Assurance of ML applications

The widespread use of machine learning (ML) for advanced applications necessitates assurance solutions to evaluate non-functional properties like fairness, robustness, and privacy to enhance trustworthiness. Assurance has been identified as the preferred method by policymakers, regulators, and industry stakeholders to address this need. However, current assurance solutions are not suitable for nondeterministic ML-based applications.

Challenges

The assurance of ML-based applications is currently more of an art than a science, leading to ad hoc solutions for specific properties like explainability, fairness, and robustness.

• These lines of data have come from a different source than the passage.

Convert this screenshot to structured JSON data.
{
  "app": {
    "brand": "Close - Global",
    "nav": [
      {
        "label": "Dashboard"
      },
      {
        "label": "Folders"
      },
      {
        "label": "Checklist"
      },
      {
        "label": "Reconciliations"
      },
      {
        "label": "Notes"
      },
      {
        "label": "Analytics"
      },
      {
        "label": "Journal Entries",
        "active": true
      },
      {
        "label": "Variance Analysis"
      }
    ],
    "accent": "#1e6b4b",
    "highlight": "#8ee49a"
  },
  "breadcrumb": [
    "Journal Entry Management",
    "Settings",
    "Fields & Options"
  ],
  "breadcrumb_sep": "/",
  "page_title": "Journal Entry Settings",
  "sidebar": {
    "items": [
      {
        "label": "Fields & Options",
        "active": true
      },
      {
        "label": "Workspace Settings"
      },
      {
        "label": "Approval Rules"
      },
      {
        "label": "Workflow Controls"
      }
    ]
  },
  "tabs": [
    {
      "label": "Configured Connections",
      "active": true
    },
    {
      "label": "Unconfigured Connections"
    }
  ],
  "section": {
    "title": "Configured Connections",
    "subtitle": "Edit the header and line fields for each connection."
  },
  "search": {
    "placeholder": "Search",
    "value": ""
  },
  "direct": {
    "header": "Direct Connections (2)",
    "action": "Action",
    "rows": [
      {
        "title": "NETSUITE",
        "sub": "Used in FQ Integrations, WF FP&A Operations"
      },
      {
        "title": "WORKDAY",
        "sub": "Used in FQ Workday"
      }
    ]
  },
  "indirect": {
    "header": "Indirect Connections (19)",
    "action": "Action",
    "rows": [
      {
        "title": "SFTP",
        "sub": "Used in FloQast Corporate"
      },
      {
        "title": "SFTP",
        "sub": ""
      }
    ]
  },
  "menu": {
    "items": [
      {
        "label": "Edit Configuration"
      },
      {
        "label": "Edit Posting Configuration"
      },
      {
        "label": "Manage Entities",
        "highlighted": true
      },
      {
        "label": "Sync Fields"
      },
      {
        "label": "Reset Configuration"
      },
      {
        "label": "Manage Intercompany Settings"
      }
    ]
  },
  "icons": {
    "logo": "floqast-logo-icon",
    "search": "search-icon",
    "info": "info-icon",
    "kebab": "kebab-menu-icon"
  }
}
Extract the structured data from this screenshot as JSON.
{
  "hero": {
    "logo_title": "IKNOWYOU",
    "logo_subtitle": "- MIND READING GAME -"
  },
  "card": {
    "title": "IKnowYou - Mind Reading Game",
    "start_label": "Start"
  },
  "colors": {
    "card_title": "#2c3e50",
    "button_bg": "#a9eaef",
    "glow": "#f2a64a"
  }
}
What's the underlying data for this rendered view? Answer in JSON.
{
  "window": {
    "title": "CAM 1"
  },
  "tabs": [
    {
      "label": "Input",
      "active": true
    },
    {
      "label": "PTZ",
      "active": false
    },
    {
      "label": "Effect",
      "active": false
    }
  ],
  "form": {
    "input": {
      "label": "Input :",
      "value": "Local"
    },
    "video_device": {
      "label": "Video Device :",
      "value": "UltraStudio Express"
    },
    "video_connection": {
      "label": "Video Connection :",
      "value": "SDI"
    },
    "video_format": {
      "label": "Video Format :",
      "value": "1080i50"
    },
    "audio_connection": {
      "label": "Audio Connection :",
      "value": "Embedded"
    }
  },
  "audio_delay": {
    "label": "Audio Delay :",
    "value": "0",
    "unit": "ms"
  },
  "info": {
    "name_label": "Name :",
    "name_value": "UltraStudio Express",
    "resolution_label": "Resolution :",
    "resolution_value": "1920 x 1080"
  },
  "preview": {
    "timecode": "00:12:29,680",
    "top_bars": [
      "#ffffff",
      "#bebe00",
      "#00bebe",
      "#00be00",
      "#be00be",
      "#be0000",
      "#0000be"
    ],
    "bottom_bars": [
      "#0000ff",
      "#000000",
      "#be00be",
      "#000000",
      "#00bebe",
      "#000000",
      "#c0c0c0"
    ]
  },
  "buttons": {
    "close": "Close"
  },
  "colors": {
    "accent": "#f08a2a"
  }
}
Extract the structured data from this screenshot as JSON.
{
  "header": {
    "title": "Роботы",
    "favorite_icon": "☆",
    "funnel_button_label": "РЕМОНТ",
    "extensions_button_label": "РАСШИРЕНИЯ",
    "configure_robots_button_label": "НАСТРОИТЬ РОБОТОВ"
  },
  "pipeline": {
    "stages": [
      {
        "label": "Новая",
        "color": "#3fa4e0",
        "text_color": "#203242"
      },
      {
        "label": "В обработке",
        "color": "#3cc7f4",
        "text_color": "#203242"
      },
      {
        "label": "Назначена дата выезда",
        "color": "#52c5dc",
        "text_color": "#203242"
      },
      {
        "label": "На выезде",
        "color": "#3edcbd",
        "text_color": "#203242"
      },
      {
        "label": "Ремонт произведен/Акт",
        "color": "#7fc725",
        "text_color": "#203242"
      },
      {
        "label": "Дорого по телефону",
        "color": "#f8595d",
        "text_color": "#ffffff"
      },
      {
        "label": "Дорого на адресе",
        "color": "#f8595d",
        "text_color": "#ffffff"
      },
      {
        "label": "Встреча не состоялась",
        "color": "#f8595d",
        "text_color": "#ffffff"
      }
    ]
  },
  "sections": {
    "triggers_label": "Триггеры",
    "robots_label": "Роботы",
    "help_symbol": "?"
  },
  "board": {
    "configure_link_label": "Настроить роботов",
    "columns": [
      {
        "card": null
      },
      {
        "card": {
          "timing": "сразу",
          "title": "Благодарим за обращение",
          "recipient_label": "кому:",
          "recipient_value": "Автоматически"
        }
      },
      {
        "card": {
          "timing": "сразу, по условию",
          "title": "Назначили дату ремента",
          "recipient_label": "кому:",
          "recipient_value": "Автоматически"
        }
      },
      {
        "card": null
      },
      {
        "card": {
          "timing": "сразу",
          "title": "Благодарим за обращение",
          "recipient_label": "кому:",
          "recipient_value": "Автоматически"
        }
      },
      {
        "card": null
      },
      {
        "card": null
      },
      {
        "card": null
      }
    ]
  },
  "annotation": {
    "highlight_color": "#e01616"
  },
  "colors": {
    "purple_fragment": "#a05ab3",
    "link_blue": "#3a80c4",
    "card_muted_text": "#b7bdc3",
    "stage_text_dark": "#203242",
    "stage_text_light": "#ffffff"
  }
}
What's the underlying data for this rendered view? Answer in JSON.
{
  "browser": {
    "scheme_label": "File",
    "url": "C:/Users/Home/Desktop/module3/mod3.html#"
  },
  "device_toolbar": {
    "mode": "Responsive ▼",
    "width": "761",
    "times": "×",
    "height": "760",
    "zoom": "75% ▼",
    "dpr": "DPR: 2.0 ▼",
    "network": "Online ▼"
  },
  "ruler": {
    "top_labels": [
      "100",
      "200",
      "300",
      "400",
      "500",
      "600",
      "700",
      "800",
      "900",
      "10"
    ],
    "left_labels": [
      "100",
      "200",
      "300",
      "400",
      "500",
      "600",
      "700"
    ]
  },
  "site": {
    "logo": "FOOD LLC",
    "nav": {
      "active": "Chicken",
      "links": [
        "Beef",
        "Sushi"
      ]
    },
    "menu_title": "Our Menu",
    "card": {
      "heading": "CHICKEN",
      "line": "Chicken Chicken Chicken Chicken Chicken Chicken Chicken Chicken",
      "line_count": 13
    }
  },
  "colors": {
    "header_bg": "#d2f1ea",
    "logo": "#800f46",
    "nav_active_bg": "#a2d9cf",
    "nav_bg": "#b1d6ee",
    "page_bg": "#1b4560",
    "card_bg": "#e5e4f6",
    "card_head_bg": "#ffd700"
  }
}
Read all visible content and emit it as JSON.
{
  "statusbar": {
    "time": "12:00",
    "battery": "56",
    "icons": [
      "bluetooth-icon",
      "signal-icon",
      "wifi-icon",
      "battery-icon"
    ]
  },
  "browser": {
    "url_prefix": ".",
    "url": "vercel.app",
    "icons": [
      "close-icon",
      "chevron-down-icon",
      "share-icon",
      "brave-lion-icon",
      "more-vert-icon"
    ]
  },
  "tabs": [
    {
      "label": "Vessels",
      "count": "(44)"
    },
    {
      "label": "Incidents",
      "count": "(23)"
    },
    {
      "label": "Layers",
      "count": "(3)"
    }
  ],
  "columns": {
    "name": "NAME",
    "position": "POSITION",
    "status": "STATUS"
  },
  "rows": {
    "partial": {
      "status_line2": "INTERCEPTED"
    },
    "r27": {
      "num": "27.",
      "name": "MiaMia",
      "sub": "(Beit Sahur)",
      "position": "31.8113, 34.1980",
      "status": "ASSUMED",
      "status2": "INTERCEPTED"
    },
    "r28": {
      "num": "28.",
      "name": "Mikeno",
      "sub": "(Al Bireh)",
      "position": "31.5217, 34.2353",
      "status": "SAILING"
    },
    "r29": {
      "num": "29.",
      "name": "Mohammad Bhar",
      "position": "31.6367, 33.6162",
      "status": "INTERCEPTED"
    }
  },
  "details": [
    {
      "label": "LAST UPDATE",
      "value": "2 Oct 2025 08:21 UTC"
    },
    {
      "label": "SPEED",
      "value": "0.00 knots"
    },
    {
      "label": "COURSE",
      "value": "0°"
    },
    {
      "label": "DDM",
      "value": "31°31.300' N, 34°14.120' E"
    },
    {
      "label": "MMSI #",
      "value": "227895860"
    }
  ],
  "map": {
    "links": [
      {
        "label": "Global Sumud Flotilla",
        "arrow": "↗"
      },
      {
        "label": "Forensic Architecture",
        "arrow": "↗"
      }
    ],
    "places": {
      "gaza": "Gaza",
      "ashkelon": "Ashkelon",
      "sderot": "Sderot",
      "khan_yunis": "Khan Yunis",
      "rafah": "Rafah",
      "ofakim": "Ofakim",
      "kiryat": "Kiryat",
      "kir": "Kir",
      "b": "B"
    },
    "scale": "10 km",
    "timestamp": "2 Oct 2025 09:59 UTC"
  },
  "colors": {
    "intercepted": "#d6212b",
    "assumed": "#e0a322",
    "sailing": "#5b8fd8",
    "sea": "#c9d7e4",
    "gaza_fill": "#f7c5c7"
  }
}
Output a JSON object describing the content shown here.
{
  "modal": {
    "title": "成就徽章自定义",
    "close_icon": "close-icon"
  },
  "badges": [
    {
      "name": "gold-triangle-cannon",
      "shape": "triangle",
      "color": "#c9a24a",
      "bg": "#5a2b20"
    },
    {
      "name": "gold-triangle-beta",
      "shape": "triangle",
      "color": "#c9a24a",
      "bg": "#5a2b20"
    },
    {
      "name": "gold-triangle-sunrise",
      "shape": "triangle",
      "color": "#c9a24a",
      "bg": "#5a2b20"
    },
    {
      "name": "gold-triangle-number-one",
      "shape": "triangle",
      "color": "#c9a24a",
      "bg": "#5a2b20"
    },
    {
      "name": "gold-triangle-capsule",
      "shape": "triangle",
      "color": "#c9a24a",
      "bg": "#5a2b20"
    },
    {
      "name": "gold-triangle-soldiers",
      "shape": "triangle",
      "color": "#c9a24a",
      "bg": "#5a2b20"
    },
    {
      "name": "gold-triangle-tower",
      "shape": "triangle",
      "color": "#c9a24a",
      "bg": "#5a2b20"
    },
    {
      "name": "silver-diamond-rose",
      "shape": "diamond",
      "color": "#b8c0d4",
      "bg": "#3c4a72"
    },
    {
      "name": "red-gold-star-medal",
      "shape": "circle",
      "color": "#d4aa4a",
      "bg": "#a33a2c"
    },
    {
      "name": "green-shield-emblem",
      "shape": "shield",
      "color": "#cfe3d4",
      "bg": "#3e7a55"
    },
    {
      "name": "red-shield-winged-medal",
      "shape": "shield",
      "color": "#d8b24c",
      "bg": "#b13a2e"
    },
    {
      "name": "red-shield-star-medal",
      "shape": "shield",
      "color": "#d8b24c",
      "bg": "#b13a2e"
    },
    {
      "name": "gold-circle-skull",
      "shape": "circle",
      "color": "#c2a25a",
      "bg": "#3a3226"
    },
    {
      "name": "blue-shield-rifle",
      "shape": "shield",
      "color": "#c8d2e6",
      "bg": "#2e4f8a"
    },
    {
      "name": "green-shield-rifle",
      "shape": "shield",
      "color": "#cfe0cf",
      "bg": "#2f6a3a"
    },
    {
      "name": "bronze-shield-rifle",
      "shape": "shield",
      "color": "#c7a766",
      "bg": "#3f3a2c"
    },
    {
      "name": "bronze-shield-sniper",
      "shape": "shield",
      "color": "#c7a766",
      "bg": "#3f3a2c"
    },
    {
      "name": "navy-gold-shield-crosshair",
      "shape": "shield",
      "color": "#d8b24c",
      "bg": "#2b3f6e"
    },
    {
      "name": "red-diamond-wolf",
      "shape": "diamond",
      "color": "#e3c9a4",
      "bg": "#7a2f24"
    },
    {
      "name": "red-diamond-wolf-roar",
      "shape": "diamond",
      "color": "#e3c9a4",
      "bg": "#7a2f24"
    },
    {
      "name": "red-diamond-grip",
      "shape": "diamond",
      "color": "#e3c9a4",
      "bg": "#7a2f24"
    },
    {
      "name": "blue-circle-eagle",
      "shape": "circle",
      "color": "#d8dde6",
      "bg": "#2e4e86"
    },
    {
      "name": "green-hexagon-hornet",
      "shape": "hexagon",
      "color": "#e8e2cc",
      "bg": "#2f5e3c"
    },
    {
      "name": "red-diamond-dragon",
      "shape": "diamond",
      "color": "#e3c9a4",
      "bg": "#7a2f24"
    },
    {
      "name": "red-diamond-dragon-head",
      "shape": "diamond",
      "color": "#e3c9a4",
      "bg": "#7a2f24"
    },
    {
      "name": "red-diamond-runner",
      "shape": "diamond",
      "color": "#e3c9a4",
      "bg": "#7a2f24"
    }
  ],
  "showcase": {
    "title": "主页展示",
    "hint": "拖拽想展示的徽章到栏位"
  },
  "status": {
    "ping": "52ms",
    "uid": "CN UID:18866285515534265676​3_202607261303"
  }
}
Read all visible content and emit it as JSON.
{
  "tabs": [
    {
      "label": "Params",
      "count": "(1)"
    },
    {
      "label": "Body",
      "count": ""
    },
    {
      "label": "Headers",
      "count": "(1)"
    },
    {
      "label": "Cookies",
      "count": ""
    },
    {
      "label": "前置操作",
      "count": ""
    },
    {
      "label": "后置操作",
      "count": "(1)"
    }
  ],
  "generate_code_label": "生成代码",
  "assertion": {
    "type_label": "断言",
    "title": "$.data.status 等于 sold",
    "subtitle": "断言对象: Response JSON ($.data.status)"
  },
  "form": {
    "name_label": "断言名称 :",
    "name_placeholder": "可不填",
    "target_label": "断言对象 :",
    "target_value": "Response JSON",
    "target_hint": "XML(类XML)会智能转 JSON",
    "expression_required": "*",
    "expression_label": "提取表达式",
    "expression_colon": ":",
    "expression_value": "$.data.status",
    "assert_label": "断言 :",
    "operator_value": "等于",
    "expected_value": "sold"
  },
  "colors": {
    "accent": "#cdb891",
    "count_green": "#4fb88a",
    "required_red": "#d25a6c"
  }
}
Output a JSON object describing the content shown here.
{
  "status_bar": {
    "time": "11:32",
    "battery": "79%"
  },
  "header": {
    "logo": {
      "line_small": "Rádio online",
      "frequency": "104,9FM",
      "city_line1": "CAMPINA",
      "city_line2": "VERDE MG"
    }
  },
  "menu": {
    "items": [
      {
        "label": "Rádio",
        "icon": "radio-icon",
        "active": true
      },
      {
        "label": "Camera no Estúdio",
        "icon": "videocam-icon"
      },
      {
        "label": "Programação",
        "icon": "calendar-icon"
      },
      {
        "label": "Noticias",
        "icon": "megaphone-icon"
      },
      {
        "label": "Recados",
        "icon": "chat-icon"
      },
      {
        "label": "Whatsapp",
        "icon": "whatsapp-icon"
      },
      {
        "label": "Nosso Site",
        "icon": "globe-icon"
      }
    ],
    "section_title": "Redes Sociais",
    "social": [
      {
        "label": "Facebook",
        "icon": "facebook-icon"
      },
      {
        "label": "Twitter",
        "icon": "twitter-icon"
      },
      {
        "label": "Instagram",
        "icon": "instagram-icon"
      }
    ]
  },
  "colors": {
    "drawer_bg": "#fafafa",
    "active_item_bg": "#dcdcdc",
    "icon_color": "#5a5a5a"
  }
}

Despite societal demand, no comprehensive assurance solution for ML exists, and existing assurance solutions cannot be adapted for ML. This stagnation is due to four unresolved challenges:

  1. Target Definition: Current definitions of targets of assurance evaluations are unsuitable for nondeterministic ML applications and need to evolve.
  2. Property Definition: There is a lack of rigorous, commonly accepted definitions for ML properties, which complicates property verification.
  3. Certification Process: Traditional evidence collection methods are inadequate for ML applications, requiring new models that consider training data, processes, and the ML model itself.
  4. ML Pipelines: Assurance approaches must support the recursive structure of ML applications, addressing robustness and integrity at multiple levels.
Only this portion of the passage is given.